TAIPEI (REUTERS) - Beijing should not interpret Taiwan's elections as representing a win or loss for China, Taiwan's foreign minister said on Thursday (Jan 9), days ahead of a crucial vote overshadowed by Chinese efforts to get the island to accept its rule.
Taiwan holds presidential and parliamentary elections on Saturday. Its elections are always closely watched by China, which claims the island as its territory.
Taiwan says it is an independent country called the Republic of China, its formal name.

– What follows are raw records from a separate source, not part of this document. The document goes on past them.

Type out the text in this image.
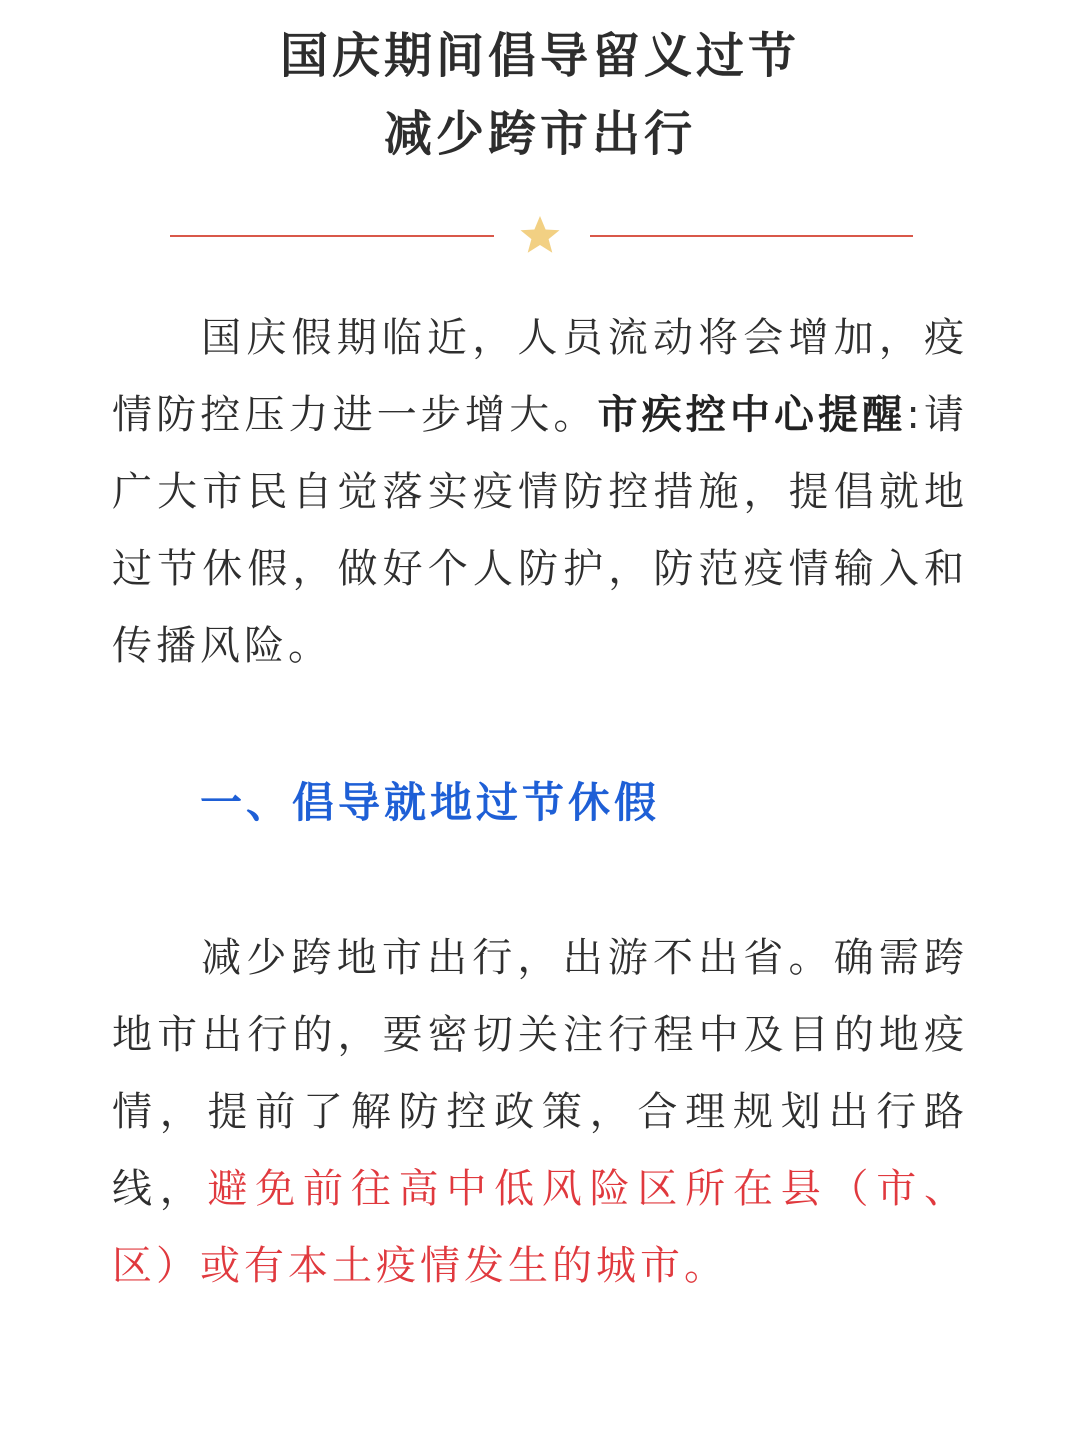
国庆期间倡导留义过节
减少跨市出行
国庆假期临近，人员流动将会增加，疫情防控压力进一步增大。市疾控中心提醒:请广大市民自觉落实疫情防控措施，提倡就地过节休假，做好个人防护，防范疫情输入和传播风险。
一、倡导就地过节休假
减少跨地市出行，出游不出省。确需跨地市出行的，要密切关注行程中及目的地疫情，提前了解防控政策，合理规划出行路线，避免前往高中低风险区所在县（市、区）或有本土疫情发生的城市。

"I just don't think China should read Taiwan's election as its own victory or defeat," Foreign Minister Joseph Wu told reporters in Taipei. "If China reads too much into our election ... there might be a likely scenario that China will engage in military intimidation or diplomatic isolation or using economic measures as punishment against Taiwan."
President Tsai Ing-wen, who is seeking re-election, has repeatedly warned Taiwan's people to be wary of Chinese attempts to sway the election through disinformation or military intimidation, an accusation China denies.
Wu drew attention to China's sailing of its new aircraft carrier into the sensitive Taiwan Strait late last year, calling the move a "clear" evidence of Beijing's attempts to intimidate voters.
"This is our own election. This is not China's election. It is Taiwanese people who go to the voting booth to make a judgement on which candidate or political party is better for them," Wu said. "If China wants to play with democracies in other countries so much, maybe they can try with their own elections at some point."
The issue of China has taken centre stage in the campaign, especially after Chinese President Xi Jinping warned last year it could attack Taiwan, though said he'd prefer a peaceful "one country, two systems" formula to rule the island.
Taiwan-China ties have soured since Tsai took office in 2016, with China cutting off formal dialogue, flying bomber patrols around Taiwan, and whittling away at Taiwan's diplomatic allies.
China suspects Tsai of pushing for the island's formal independence, a red line for Beijing. Tsai says she will maintain the status quo but will defend Taiwan's democracy and way of life.
Tsai's main opponent is Han Kuo-yu of the Kuomintang party, which ruled China until 1949, when it was forced to flee to Taiwan after loosing a civil war with the Communists.
Han says he would reset ties with Beijing to boost Taiwan's economy, but not compromise on the island's security or democratic way of life.